The matching variable Age
is used in the STRATA statement so that each unique age value defines a stratum. The variables LWT
, Smoke
, HT
, and UI
are specified as explanatory variables. The TIES=DISCRETE option requests the discrete logistic model.
proc phreg data=LBW; model Time*Low(0)= LWT Smoke HT UI / ties=discrete; strata Age; run;
The procedure displays a summary of the number of event and censored observations for each stratum. These are the number of cases and controls for each matched set shown in Output 73.5.1.
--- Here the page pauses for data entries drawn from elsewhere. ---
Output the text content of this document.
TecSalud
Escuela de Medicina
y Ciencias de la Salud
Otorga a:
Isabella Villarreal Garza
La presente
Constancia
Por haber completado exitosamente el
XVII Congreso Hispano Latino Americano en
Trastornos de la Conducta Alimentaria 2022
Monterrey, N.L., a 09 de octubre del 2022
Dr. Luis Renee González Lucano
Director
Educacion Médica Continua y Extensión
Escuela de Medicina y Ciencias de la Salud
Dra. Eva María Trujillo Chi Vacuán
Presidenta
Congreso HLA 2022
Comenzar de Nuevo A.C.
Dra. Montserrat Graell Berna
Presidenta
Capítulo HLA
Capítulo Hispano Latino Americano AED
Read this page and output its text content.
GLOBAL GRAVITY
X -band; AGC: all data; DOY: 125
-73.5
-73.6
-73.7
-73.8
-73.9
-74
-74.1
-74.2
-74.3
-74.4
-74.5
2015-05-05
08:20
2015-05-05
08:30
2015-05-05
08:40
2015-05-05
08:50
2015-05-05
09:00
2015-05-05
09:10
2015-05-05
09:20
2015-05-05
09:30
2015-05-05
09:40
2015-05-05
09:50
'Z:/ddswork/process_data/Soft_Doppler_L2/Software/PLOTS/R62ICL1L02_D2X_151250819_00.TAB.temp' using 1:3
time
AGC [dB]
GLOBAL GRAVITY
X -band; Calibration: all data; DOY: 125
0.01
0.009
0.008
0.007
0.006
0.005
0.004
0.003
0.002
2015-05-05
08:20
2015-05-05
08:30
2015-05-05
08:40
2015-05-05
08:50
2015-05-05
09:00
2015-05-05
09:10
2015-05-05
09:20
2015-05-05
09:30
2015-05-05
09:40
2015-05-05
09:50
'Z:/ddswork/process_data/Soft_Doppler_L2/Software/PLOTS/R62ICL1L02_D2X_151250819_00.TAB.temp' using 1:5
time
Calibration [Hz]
Output 73.5.1: Summary of Number of Case and Controls
Summary of the Number of Event and Censored Values | |||||
---|---|---|---|---|---|
Stratum | Age | Total | Event | Censored | Percent Censored |
1 | 16 | 7 | 1 | 6 | 85.71 |
2 | 17 | 12 | 5 | 7 | 58.33 |
3 | 18 | 10 | 2 | 8 | 80.00 |
4 | 19 | 16 | 3 | 13 | 81.25 |
5 | 20 | 18 | 8 | 10 | 55.56 |
6 | 21 | 12 | 5 | 7 | 58.33 |
7 | 22 | 13 | 2 | 11 | 84.62 |
8 | 23 | 13 | 5 | 8 | 61.54 |
9 | 24 | 13 | 5 | 8 | 61.54 |
10 | 25 | 15 | 6 | 9 | 60.00 |
11 | 26 | 8 | 4 | 4 | 50.00 |
12 | 27 | 3 | 2 | 1 | 33.33 |
13 | 28 | 9 | 2 | 7 | 77.78 |
14 | 29 | 7 | 1 | 6 | 85.71 |
15 | 30 | 7 | 1 | 6 | 85.71 |
16 | 31 | 5 | 1 | 4 | 80.00 |
17 | 32 | 6 | 1 | 5 | 83.33 |
Total | 174 | 54 | 120 | 68.97 |
Results of the conditional logistic regression analysis are shown in Output 73.5.2. Based on the Wald test for individual variables, the variables LWT
, Smoke
, and HT
are statistically significant while UI
is marginal.
The hazard ratios, computed by exponentiating the parameter estimates, are useful in interpreting the results of the analysis. If the hazard ratio of a prognostic factor is larger than 1, an increment in the factor increases the hazard rate. If the hazard ratio is less than 1, an increment in the factor decreases the hazard rate. Results indicate that women were more likely to have low-birth-weight babies if they were underweight in the last menstrual cycle, were hypertensive, smoked during pregnancy, or suffered uterine irritability.
For matched case-control studies with one case per matched set (1:n matching), the likelihood function for the conditional logistic regression reduces to that of the Cox model for the continuous time scale. For this situation, you can use the default TIES=BRESLOW.